Chi l’avrebbe mai detto? I ritrovamenti archeologici dimostrano che l’estrazione e l’uso del marmo locale erano già comuni in epoca romana. Quello colorato – nero, rosso, viola, giallo – divenne molto popolare soprattutto durante il periodo barocco, a partire dagli ultimi decenni del XVI secolo e fino al XVII e XVIII. La pietra di Vico fu ampiamente utilizzata dall’architetto Ascanio Vitozzi a partire dal 1590 circa, quando la scelse per ristrutturare la cittadella di Mondovì, la più grande città del Monregalese e, poi, nel 1597 per costruire e decorare il Santuario di Vicoforte, dedicato alla Vergine del Monte Regalis, un esempio mozzafiato del primo barocco piemontese che vanta la più grande cupola ellittica del mondo e sorprendenti affreschi trompe l’oeil.

Durante il XVII secolo, i marmi monregalesi fecero la loro prima apparizione nel capoluogo regionale, e casa dei Savoia: Torino. Il marmo giallo di Frabosa fu usato nelle chiese di Santa Maria al Monte, Santa Teresa, San Lorenzo e, più tardi nel XVIII secolo, nella Cappella di Sant’Umberto al Castello di Venaria Reale, una delle residenze dei Savoia che fa parte del patrimonio mondiale dell’UNESCO. Ed è, infatti, il XVIII secolo a segnare l’apice della popolarità del marmo monregalese nell’arte e nell’architettura, soprattutto della sua varietà colorata, come il persichino della Val Casotto e della Val Corsaglia, che il seminale architetto barocco Filippo Juvarra (1678-1736) utilizzò in gran parte in Piemonte – suoi sono, tra gli altri, la Basilica di Superga, appena sopra Torino, Palazzo Madama a Torino, Palazzo Stupinigi – e all’estero, in particolare il Palazzo Reale di La Granja de San Ildefonso, circa 50 miglia a nord di Madrid. Nello stesso periodo divennero famosi altri marmi preziosi della provincia di Cuneo, anche se non strettamente monregalesi, tra cui l’alabastro di Busca e il bardiglio di Valdieri. Tuttavia, il più diffuso rimase il bigio monregalese di Frabosa onnipresente in tutto il Piemonte.

Nel XIX secolo, la fama dei marmi monregalesi era ben consolidata, al punto che uno degli edifici più iconici – e per alcuni misteriosi – di Torino, la chiesa della Gran Madre di Dio, fu interamente costruito con essi.
Lentamente, ma progressivamente, siamo arrivati al XX secolo, quando i marmi monregalesi, più specificamente il Cipollino dorato estratto nelle Alpi Marittime nella zona di Valdieri, hanno attraversato i confini dell’Italia per fare notevoli apparizioni in tutto il mondo, a Londra (County Hall Council Chamber e Cattedrale di Westminster), a Sofia (Bulgaria, palazzo dell’Accademia Militare), a Tripoli (Libia, moschea Sidi Hamuda), a Bangkok (Thailandia, Palazzo Reale), Buenos Aires (Argentina, Palazzo Leloir) e Avana (Cuba, Palazzo del Governo).

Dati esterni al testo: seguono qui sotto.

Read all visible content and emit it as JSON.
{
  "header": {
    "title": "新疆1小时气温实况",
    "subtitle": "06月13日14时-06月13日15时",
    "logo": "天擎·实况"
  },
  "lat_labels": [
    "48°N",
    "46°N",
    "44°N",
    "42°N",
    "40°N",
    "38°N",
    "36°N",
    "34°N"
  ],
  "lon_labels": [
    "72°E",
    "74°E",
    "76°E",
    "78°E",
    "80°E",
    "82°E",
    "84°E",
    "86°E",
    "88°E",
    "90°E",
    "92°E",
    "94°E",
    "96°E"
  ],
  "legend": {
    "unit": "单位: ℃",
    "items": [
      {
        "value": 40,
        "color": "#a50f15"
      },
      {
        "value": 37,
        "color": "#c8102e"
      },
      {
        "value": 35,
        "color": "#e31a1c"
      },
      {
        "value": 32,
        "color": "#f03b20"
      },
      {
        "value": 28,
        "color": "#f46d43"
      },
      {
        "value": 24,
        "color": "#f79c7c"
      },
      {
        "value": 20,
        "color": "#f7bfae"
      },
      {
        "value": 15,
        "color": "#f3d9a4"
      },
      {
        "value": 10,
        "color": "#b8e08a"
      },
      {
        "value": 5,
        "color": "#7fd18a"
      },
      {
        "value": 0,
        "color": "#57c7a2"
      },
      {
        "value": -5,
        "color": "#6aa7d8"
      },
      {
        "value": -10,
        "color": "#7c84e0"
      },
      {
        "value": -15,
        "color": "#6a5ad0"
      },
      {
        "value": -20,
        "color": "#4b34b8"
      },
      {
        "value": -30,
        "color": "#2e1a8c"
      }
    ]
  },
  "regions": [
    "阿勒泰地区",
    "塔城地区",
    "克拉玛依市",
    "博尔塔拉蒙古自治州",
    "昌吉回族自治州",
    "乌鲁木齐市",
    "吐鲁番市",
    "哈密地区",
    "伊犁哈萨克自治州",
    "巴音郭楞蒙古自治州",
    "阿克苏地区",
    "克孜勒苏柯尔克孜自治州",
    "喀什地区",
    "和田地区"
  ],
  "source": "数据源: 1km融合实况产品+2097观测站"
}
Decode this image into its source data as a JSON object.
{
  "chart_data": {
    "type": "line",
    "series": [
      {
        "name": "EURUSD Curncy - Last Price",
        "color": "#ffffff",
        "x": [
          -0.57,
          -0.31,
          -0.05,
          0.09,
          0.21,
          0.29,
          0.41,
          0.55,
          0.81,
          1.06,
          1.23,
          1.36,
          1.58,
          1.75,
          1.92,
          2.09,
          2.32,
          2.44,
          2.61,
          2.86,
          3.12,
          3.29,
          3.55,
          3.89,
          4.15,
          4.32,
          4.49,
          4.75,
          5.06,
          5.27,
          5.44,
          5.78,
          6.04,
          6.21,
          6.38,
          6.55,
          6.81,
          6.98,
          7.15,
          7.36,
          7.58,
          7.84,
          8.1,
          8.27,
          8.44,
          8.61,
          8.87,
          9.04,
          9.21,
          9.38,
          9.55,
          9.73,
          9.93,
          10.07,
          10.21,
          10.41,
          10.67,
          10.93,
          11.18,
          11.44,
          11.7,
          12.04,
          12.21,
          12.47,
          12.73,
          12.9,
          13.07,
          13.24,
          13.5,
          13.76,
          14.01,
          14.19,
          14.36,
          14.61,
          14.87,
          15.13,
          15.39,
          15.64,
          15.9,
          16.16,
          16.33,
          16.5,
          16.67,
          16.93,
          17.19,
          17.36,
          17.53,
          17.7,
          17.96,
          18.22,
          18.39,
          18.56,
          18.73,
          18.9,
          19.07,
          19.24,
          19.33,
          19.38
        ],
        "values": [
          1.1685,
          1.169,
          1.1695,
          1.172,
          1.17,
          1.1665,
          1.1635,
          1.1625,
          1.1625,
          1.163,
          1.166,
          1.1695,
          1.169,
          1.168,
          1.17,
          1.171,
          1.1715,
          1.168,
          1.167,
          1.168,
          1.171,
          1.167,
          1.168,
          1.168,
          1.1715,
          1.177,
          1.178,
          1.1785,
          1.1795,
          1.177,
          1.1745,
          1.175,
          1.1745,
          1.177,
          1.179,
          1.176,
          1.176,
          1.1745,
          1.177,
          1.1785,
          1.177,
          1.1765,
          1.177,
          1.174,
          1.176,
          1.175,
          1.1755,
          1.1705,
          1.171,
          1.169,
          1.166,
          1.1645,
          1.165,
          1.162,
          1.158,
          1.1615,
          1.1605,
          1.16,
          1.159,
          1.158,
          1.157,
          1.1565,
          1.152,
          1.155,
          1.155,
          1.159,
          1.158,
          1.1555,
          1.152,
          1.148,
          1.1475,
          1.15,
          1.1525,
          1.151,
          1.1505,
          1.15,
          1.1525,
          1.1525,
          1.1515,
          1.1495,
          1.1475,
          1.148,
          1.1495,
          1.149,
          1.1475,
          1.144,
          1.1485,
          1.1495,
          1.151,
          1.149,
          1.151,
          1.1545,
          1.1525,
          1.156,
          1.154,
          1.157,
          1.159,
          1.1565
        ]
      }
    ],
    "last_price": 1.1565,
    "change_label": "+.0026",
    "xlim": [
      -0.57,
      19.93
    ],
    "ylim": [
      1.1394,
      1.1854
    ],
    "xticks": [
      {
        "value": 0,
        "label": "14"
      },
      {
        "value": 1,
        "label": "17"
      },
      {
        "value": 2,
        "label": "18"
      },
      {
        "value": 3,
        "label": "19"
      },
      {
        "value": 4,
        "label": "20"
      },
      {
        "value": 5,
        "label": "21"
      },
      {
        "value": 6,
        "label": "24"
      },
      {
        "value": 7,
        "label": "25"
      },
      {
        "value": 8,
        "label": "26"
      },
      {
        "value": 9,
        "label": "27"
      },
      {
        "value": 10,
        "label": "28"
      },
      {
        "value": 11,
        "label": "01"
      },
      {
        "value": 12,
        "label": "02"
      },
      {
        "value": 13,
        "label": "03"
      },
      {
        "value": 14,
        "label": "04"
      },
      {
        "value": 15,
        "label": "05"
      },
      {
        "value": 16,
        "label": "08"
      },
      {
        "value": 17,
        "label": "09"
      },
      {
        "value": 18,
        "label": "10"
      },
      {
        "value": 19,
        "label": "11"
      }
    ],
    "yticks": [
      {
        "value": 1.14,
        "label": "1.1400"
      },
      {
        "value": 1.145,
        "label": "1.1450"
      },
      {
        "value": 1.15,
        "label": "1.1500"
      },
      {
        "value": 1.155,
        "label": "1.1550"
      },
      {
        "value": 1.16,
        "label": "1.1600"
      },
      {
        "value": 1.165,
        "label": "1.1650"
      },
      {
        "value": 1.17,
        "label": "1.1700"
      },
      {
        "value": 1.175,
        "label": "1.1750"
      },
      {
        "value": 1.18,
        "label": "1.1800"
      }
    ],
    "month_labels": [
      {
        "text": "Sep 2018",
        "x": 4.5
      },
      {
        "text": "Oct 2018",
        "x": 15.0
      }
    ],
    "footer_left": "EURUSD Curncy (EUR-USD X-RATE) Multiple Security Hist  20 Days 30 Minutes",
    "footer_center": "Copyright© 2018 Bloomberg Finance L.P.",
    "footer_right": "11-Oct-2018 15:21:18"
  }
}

Oggi in provincia di Cuneo operano 219 imprese nel settore del marmo e della pietra, che comprendono tutti i tipi di attività, dall’escavazione ed estrazione all’intaglio e alla scultura. Queste sono presenti in tutto il territorio, ma soprattutto nelle zone di Barge-Bagnolo e Alba, note rispettivamente per la pietra di luserna e di Langa. Attività commerciali meno conosciute per la regione, ma profondamente legate al territorio, alla storia e sicuramente degne di nota.